White House proposes rules on faith-based social services
The Obama administration released proposed rules August 5 designed to protect the religious freedom of people who receive social services from government-funded religious programs.
The regulations, involving nine federal agencies, would extend rules from a 2010 executive order so they last beyond this administration, said Melissa Rogers, director of the White House Office of Faith-based and Neighborhood Partnerships.
The rules include notifying social service beneficiaries that they cannot be discriminated against based on their religious beliefs and may request an alternative provider if they object to the religious nature of the current provider.
“Those kinds of alternative provider protections are present in some federal programs, like substance abuse programs, via federal statute, but they were not extended across this wide array of programs,” she said.
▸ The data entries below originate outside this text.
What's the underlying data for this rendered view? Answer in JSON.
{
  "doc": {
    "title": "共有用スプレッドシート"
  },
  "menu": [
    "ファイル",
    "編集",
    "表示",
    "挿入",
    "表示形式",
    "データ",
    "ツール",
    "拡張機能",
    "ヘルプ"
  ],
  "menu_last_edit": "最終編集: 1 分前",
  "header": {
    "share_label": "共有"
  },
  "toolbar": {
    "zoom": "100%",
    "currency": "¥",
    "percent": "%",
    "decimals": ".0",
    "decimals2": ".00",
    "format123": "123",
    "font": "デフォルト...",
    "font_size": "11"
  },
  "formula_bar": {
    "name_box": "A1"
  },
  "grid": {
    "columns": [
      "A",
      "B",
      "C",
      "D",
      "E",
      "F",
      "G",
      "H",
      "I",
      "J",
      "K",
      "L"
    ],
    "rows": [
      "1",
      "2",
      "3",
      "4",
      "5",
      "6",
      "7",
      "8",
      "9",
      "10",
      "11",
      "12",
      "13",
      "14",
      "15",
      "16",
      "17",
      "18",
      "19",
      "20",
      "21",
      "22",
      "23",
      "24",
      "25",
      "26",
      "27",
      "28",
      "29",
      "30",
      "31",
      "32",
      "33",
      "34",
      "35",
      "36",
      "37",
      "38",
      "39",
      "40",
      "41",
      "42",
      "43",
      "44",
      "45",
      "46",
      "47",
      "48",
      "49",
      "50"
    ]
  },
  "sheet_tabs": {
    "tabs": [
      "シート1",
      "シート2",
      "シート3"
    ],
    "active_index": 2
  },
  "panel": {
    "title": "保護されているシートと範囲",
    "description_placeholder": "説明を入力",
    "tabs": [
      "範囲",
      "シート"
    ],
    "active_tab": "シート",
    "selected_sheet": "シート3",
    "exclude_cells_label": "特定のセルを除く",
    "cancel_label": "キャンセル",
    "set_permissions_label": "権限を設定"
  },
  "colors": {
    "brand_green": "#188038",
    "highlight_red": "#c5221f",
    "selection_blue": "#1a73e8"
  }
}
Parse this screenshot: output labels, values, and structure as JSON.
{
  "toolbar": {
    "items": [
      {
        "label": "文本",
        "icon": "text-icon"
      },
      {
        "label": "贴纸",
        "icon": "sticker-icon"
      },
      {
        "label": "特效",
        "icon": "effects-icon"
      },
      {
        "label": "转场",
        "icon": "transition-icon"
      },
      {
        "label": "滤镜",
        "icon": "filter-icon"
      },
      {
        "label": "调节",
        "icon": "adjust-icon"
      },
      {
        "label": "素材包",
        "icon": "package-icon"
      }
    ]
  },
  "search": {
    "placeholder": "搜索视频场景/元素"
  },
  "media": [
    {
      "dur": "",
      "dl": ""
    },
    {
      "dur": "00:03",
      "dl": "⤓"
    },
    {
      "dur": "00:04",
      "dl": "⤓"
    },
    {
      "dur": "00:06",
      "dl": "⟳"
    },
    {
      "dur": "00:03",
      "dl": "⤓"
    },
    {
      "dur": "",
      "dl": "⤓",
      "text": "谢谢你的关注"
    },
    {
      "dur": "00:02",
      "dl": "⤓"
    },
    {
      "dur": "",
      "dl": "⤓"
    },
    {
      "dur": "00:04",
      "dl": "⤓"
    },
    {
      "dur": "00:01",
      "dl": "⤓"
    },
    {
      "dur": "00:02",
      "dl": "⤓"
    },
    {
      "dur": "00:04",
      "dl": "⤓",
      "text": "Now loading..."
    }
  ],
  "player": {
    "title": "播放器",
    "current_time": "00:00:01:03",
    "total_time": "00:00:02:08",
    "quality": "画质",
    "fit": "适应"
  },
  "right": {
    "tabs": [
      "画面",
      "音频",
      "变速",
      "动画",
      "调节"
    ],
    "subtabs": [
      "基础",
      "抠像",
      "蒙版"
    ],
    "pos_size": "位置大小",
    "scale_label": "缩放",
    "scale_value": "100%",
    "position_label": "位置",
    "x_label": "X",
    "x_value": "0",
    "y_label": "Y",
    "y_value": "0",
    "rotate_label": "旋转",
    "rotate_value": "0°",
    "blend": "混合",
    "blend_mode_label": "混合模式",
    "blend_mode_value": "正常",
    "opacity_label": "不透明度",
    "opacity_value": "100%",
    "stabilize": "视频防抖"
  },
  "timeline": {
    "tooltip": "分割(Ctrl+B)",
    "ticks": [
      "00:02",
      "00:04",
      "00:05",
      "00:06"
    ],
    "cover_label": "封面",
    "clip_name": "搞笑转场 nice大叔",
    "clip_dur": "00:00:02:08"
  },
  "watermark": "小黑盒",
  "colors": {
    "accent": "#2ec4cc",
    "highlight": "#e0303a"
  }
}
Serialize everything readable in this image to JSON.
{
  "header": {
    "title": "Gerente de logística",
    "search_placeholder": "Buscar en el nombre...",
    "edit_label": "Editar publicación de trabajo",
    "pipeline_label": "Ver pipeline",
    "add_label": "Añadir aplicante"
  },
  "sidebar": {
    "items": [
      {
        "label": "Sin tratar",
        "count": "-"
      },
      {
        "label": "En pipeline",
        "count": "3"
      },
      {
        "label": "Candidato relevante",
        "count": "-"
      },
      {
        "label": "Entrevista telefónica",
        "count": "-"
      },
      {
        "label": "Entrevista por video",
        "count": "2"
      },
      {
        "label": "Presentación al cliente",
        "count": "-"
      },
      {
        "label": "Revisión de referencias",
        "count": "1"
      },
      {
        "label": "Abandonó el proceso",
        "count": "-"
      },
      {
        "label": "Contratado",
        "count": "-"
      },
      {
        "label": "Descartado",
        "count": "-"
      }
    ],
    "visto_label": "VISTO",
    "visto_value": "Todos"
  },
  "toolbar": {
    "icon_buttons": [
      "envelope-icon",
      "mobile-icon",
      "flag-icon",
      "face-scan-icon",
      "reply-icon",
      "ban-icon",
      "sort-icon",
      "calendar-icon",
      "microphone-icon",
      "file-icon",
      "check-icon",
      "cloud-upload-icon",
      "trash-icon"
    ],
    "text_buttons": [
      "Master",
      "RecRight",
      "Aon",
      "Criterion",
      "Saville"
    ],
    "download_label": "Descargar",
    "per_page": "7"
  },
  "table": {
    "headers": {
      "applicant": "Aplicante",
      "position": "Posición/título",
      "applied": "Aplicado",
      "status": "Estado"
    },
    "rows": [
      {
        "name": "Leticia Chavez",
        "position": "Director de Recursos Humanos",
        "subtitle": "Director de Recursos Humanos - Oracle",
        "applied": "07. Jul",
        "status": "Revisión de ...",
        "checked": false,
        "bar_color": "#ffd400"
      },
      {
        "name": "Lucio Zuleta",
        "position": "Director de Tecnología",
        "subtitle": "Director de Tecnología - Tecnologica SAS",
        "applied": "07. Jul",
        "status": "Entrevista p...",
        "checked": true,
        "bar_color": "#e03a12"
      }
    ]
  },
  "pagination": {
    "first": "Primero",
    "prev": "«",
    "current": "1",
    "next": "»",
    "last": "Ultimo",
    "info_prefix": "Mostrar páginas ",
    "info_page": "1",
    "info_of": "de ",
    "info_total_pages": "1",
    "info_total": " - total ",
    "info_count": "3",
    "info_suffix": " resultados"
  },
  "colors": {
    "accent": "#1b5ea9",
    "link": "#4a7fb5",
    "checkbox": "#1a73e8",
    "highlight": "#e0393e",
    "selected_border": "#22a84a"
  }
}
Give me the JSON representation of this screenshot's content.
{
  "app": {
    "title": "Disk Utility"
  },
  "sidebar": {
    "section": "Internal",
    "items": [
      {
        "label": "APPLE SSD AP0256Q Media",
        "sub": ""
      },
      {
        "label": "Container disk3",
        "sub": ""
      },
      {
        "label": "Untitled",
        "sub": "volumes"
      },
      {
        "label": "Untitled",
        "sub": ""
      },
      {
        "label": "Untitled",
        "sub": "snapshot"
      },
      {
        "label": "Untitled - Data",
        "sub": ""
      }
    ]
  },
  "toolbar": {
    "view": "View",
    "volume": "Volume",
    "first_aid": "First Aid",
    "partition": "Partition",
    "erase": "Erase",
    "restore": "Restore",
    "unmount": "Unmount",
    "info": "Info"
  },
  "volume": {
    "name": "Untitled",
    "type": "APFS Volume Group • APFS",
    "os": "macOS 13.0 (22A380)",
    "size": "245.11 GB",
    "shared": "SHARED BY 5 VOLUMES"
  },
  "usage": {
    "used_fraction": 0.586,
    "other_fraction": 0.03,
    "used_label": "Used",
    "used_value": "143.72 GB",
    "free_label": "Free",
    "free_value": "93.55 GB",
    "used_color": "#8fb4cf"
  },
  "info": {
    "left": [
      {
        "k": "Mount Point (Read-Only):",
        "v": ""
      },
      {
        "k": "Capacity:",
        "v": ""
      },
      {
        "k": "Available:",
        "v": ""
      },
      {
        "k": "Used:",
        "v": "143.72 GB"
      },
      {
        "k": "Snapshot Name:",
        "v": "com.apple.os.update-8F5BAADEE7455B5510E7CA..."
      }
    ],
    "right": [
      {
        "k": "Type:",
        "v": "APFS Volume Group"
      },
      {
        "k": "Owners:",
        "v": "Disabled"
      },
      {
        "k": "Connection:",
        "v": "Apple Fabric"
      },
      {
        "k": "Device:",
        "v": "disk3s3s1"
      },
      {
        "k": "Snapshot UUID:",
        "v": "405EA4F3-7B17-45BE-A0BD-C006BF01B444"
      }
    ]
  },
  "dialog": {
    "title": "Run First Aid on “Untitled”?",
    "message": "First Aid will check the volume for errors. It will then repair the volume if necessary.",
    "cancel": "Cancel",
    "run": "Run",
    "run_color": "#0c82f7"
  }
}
The rules also clarify or reiterate church-state separation required of religious organizations that receive funding.
“For example, if a faith-based provider offers a Bible study as well as a federally supported job training program, the Bible study must be privately funded and separated in time or location from the job training program,” Rogers said in an announcement of the proposed rules.
The rules also note that religious providers should have equal access to the governmental grant process and can maintain religious language in their names and organizational documents, such as mission statements.
The group Americans United for Separation of Church and State welcomed the proposals.
“These proposed regulations should go a long way toward ensuring that taxpayer-funded organizations abide by the Constitution,” said Barry Lynn, executive director of Americans United, who advised the White House on the reforms. “By doing so, the regulations will ensure those who seek services won’t be kicked out of a homeless shelter or a drug treatment class because they don’t want to pray or listen to preaching.”
The clarification and changes in the rules stem from recommendations made by a council of advisers from faith-based and secular organizations, which Rogers chaired before being named to lead the office in 2013. The agencies are accepting comments from the public about the proposed rules for 60 days.
The rules do not address the ongoing complaint by church-state separationists that faith-based organizations that receive government funding are permitted to discriminate in hiring based on religion. —Religion News Service
This article was edited on August 24, 2015.